Une dépêche de UPI, via Spacewar.com, du 1er juillet 2009, nous détaille les récentes péripéties extraordinaires des S-300 qu’aurait commandés l’Iran, que n’aurait pas (encore?) livrés les Russes. Les Israéliens semblent de plus en plus terrorisés par ce projet de livraison, les S-300 s’avérant, semble-t-il, un outil qu’on jugerait presque déloyal, capable de rendre vraiment très compliqué le projet d’attaque israélienne contre l’Iran qu’Israël assure, dans ses bons jours, ne vouloir lancer en aucune façon. Les Américains surveillent tout cela avec angoisse, eux qui veulent empêcher les Israéliens de lancer cette attaque qu’Israël ne veut pas lancer, mais serait forcé de lancer, – on en serait presque à plaindre les Israéliens soumis à cette contrainte, – avant la livraison des S-300 qui ne sont pas livrés, mais qui seraient peut-être, qui sait, destinés à être livrés un jour…

Donc, d’abord la description d’une campagne effrénée d’Israël pour tenter de convaincre Moscou de ne pas livrer des S-300 à l’Iran. Moscou n’est pas politiquement incliné à le faire mais la commande iranienne est bel et bien là, Téhéran a commencé à payer, le marché est “a lot of money” comme aurait dit Medvedev, et Moscou, qui subit de plein fouet (ce dont se réjouissent les analystes occidentaux) les effets de la crise du capitalisme américaniste, a besoin d’argent… Voyez comme tout se tient par la barbichette.

«Israel's Haaretz daily reported June 29 that Prime Minister Binyamin Netanyahu telephoned his Russian counterpart, Vladimir Putin, and urged him to ensure that none of the S-300PMU missiles Tehran has reportedly bought from Russia will be delivered.

»Moscow has repeatedly claimed it has not delivered any of the five S-300 units it agreed to sell Iran under an $800 million contract it is said to have signed in early 2008. But Haaretz reported that when Israeli Foreign Minister Avigdor Lieberman visited Moscow several weeks ago, Russian President Dmitry Medvedev told him Tehran had made some payments for the missiles. […]

»The Israelis' new push to stop Iran getting its hands on the S-300, considered one of the most effective all-altitude air-defense systems in the world, followed what one official in Tel Aviv described as a “noticeable change in Russia's position on the matter of the arms sale.” Haaretz said the deterioration in relations was detected during Lieberman's visit. Medvedev told him about the Iranian payments and said: “It's a lot of money. There's an economic crisis at this time and we're having a very difficult time.”

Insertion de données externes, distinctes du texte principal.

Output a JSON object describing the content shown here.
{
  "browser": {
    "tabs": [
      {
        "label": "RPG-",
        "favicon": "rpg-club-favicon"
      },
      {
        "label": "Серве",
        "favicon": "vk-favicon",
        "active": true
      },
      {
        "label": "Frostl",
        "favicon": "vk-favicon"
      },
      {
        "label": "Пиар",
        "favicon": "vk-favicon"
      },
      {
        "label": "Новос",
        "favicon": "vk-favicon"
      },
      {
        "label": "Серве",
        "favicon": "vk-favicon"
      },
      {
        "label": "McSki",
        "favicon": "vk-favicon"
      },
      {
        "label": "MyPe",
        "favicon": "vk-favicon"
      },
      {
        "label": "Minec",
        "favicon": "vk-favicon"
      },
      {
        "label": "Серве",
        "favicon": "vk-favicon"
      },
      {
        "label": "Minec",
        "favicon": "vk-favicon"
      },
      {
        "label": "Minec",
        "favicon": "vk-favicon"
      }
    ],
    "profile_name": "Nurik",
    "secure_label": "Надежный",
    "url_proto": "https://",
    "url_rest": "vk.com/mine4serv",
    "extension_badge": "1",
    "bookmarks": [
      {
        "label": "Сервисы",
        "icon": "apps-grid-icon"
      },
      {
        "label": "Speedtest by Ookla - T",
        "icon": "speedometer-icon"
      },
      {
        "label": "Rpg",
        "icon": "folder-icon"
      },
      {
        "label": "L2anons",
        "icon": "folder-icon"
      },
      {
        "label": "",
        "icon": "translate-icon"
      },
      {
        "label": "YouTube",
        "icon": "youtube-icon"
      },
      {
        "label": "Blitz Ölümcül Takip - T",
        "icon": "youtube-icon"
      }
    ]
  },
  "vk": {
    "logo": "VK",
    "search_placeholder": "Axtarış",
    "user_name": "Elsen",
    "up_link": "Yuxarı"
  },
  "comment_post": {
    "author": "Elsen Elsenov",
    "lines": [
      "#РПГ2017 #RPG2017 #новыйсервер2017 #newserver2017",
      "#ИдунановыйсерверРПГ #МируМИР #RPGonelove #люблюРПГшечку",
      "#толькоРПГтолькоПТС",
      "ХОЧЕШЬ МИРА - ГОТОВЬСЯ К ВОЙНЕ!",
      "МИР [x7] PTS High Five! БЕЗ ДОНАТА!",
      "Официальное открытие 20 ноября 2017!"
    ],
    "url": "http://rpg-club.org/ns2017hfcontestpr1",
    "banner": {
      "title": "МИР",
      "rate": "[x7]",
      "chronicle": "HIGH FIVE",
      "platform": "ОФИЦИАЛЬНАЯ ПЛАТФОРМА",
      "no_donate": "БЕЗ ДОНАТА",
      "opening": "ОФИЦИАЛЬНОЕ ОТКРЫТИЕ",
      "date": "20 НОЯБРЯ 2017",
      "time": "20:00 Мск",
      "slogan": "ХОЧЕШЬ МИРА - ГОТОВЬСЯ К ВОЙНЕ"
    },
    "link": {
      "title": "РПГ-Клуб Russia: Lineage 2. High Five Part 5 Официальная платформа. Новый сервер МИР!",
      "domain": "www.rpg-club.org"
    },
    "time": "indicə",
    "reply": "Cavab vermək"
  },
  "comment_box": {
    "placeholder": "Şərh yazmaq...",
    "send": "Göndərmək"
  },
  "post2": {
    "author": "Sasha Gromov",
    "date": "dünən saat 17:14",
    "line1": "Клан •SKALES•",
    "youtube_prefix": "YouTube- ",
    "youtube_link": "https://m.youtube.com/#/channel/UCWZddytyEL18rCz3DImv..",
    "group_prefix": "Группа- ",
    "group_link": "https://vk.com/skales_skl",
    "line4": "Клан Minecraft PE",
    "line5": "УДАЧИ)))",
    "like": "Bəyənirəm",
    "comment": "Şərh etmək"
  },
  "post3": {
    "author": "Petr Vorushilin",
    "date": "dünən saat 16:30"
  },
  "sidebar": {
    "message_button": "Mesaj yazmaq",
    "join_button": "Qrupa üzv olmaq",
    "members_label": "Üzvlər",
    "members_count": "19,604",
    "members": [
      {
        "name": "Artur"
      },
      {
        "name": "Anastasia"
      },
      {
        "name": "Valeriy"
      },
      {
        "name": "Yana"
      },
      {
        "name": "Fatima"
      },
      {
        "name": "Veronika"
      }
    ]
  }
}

»Russia's RIA Novosti news agency provided some insight into the Russian position. “Arms deliveries to Iran are important to Russia because Moscow is quickly losing its position in key Asian arms markets in China and India,” it reported. Indeed, underlining Moscow's unease over its shrinking arms sales, Israel's mass-circulation Maariv daily reported that Medvedev had even suggested to Lieberman that Israel purchase the S-300s in question, or convince a third party to buy them, to keep them out of Iranian hands.»

Voilà donc une première suggestion juteuse de Medvedev: si Israël ne veut pas que les S-300 soient livrés à l’Iran, pourquoi ne les achèterait-il pas lui-même, pour sa propre défense aérienne? Contre une attaque aérienne iranienne, qui menace c’est bien connu, ou contre les voitures piégées d’éventuels terroristes dont Gaza pullule? Et cela pourrait se faire en demandant une augmentation de l’aide financière des USA, non?

Les USA, justement, sont si inquiets, qu’ils envisagent toutes sortes d’astuces pour empêcher une attaque préventive d’Israël contre l’Iran, – désormais doublement préventive: d’abord pour prévenir la conduite à son terme du mythique programme nucléaire iranien, ensuite pour prévenir la livraison de S-300 qui seraient livrés pour prévenir une attaque préventive d’Israël contre le nucléaire… Pour empêcher cette sorte d’attaque, les Américains envisageraient de surarmer les Israéliens en capacités à longue portée pour que les Israéliens ne craignent plus les S-300 lors de leur attaque préventive contre l’Iran qui-n’aura-pas-lieu. Ce n’est pas si bête. (Il y aurait d’autres idées possibles: pourquoi les USA n’achèteraient-ils pas eux-mêmes les S-300 destinés à l’Iran, à la place des Patriot, de la firme Raytheon, USA, pour défendre la base anti-missiles qu’ils compteraient installer en Pologne? Ils feraient peut-être d’une pierre deux coups, parce que les Russes accepteraient du coup la base BMDE en Pologne, c’est sûr. Et puis, il y a toujours la solution de demander à Hélicoptère-Ben, le patron de la Fed, de nous imprimer pendant le week-end, en cachettes, sur ses presses personnelles et sur papier-monnaie usagé (ce ne sont que des Russes), une pincée de $trillions qu’on filerait aux Russes, histoire de les apaiser.)

Quelques remarques d’UPI à ce sujet (notez que nous avons oublié de mentionner les Egyptiens…).

«[Obama] has pressured Israel not to launch any pre-emptive air or missile strikes against Iran to knock out critical parts of its nuclear program, which the Jewish state views as an existential threat. For one thing, the Americans fear that if Russia does agree to deliver S-300s to Iran, the Israelis will take unilateral action.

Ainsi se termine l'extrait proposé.